The file format is easily extensible with additional types of data as future development requires. Although it is not currently the case, it is intended for Geoscience ANALYST to preserve data it does not understand (and generally be very tolerant with regards to missing information) when loading and saving geoh5 files.

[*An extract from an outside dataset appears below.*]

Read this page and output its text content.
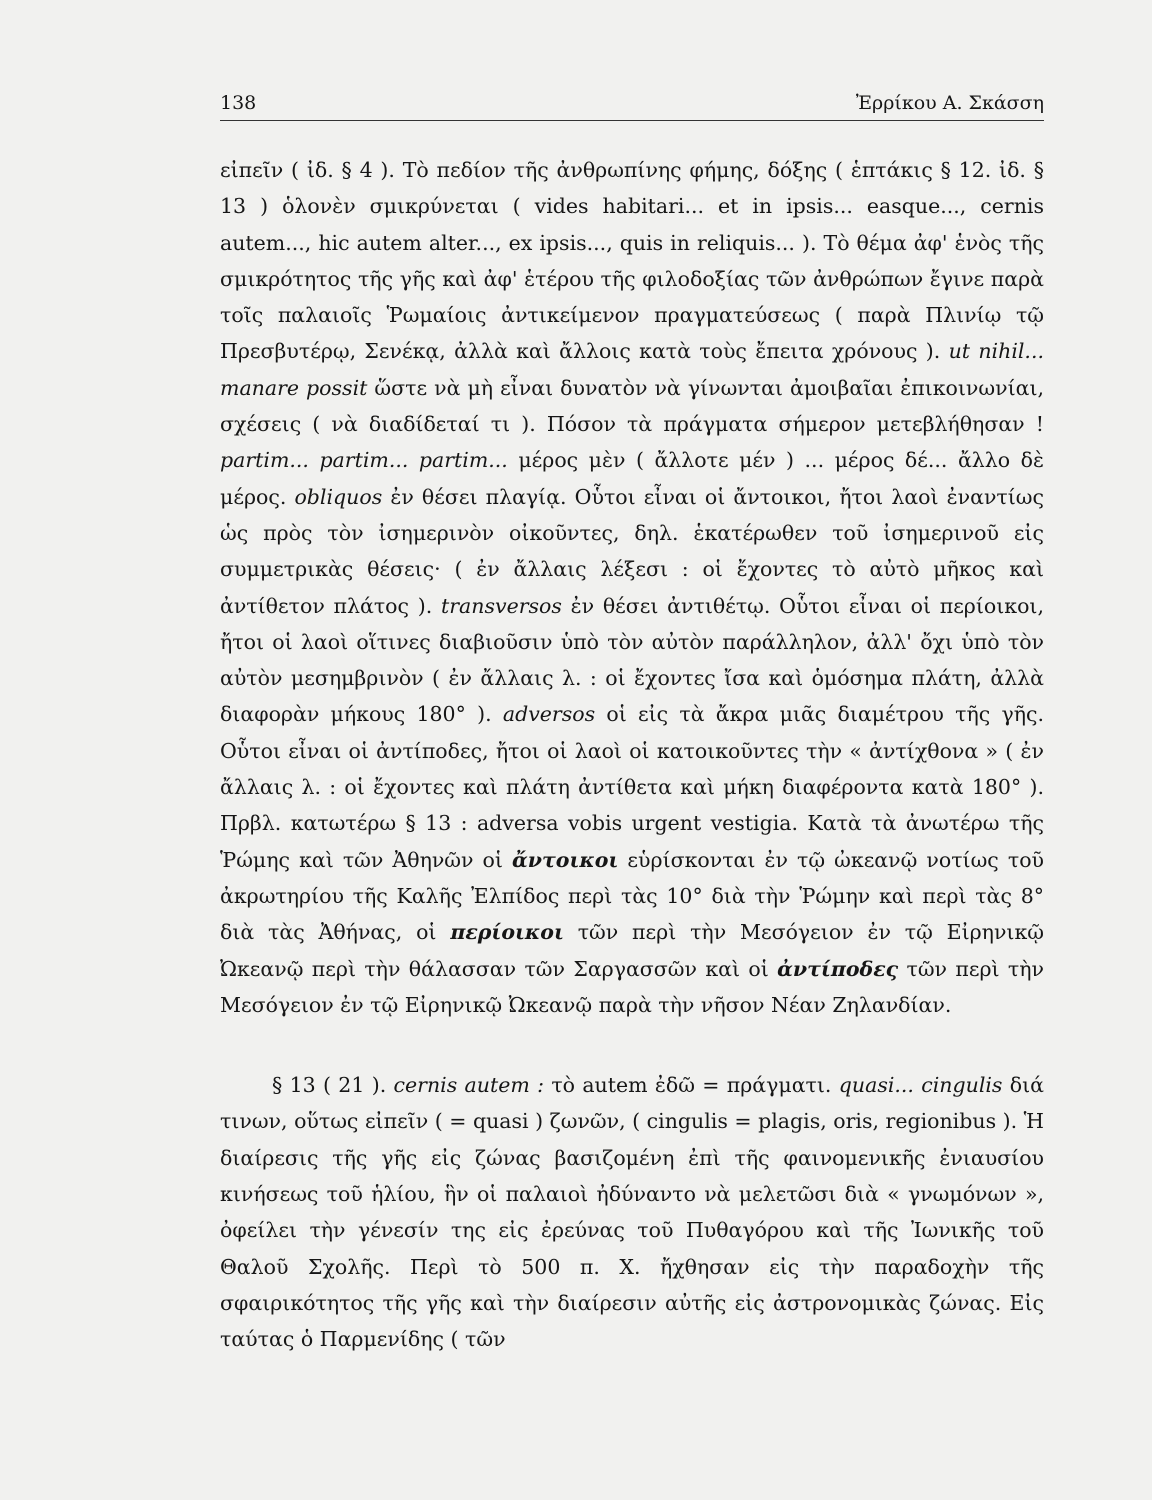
138	Ἐρρίκου Α. Σκάσση

εἰπεῖν ( ἰδ. § 4 ). Τὸ πεδίον τῆς ἀνθρωπίνης φήμης, δόξης ( ἑπτάκις § 12. ἰδ. § 13 ) ὁλονὲν σμικρύνεται ( vides habitari... et in ipsis... easque..., cernis autem..., hic autem alter..., ex ipsis..., quis in reliquis... ). Τὸ θέμα ἀφ' ἑνὸς τῆς σμικρότητος τῆς γῆς καὶ ἀφ' ἑτέρου τῆς φιλοδοξίας τῶν ἀνθρώπων ἔγινε παρὰ τοῖς παλαιοῖς Ῥωμαίοις ἀντικείμενον πραγματεύσεως ( παρὰ Πλινίῳ τῷ Πρεσβυτέρῳ, Σενέκᾳ, ἀλλὰ καὶ ἄλλοις κατὰ τοὺς ἔπειτα χρόνους ). ut nihil... manare possit ὥστε νὰ μὴ εἶναι δυνατὸν νὰ γίνωνται ἀμοιβαῖαι ἐπικοινωνίαι, σχέσεις ( νὰ διαδίδεταί τι ). Πόσον τὰ πράγματα σήμερον μετεβλήθησαν ! partim... partim... partim... μέρος μὲν ( ἄλλοτε μέν ) ... μέρος δέ... ἄλλο δὲ μέρος. obliquos ἐν θέσει πλαγίᾳ. Οὗτοι εἶναι οἱ ἄντοικοι, ἤτοι λαοὶ ἐναντίως ὡς πρὸς τὸν ἰσημερινὸν οἰκοῦντες, δηλ. ἑκατέρωθεν τοῦ ἰσημερινοῦ εἰς συμμετρικὰς θέσεις· ( ἐν ἄλλαις λέξεσι : οἱ ἔχοντες τὸ αὐτὸ μῆκος καὶ ἀντίθετον πλάτος ). transversos ἐν θέσει ἀντιθέτῳ. Οὗτοι εἶναι οἱ περίοικοι, ἤτοι οἱ λαοὶ οἵτινες διαβιοῦσιν ὑπὸ τὸν αὐτὸν παράλληλον, ἀλλ' ὄχι ὑπὸ τὸν αὐτὸν μεσημβρινὸν ( ἐν ἄλλαις λ. : οἱ ἔχοντες ἴσα καὶ ὁμόσημα πλάτη, ἀλλὰ διαφορὰν μήκους 180° ). adversos οἱ εἰς τὰ ἄκρα μιᾶς διαμέτρου τῆς γῆς. Οὗτοι εἶναι οἱ ἀντίποδες, ἤτοι οἱ λαοὶ οἱ κατοικοῦντες τὴν « ἀντίχθονα » ( ἐν ἄλλαις λ. : οἱ ἔχοντες καὶ πλάτη ἀντίθετα καὶ μήκη διαφέροντα κατὰ 180° ). Πρβλ. κατωτέρω § 13 : adversa vobis urgent vestigia. Κατὰ τὰ ἀνωτέρω τῆς Ῥώμης καὶ τῶν Ἀθηνῶν οἱ ἄντοικοι εὑρίσκονται ἐν τῷ ὠκεανῷ νοτίως τοῦ ἀκρωτηρίου τῆς Καλῆς Ἐλπίδος περὶ τὰς 10° διὰ τὴν Ῥώμην καὶ περὶ τὰς 8° διὰ τὰς Ἀθήνας, οἱ περίοικοι τῶν περὶ τὴν Μεσόγειον ἐν τῷ Εἰρηνικῷ Ὠκεανῷ περὶ τὴν θάλασσαν τῶν Σαργασσῶν καὶ οἱ ἀντίποδες τῶν περὶ τὴν Μεσόγειον ἐν τῷ Εἰρηνικῷ Ὠκεανῷ παρὰ τὴν νῆσον Νέαν Ζηλανδίαν.

§ 13 ( 21 ). cernis autem : τὸ autem ἐδῶ = πράγματι. quasi... cingulis διά τινων, οὕτως εἰπεῖν ( = quasi ) ζωνῶν, ( cingulis = plagis, oris, regionibus ). Ἡ διαίρεσις τῆς γῆς εἰς ζώνας βασιζομένη ἐπὶ τῆς φαινομενικῆς ἐνιαυσίου κινήσεως τοῦ ἡλίου, ἣν οἱ παλαιοὶ ἠδύναντο νὰ μελετῶσι διὰ « γνωμόνων », ὀφείλει τὴν γένεσίν της εἰς ἐρεύνας τοῦ Πυθαγόρου καὶ τῆς Ἰωνικῆς τοῦ Θαλοῦ Σχολῆς. Περὶ τὸ 500 π. Χ. ἤχθησαν εἰς τὴν παραδοχὴν τῆς σφαιρικότητος τῆς γῆς καὶ τὴν διαίρεσιν αὐτῆς εἰς ἀστρονομικὰς ζώνας. Εἰς ταύτας ὁ Παρμενίδης ( τῶν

This will allow third parties to write to this format fairly easily, as well as include additional information not included in this spec for their own purposes.

Hierarchy

The bulk of the data is accessible both directly by UUID through the “flat” HDF5 groups or through the hierarchy of hard links. i.e. While all groups/objects/data are written into their respective base folder, each group/object also has links to its children, allowing traversal. (There is no data duplication, merely multiple references to the same data.)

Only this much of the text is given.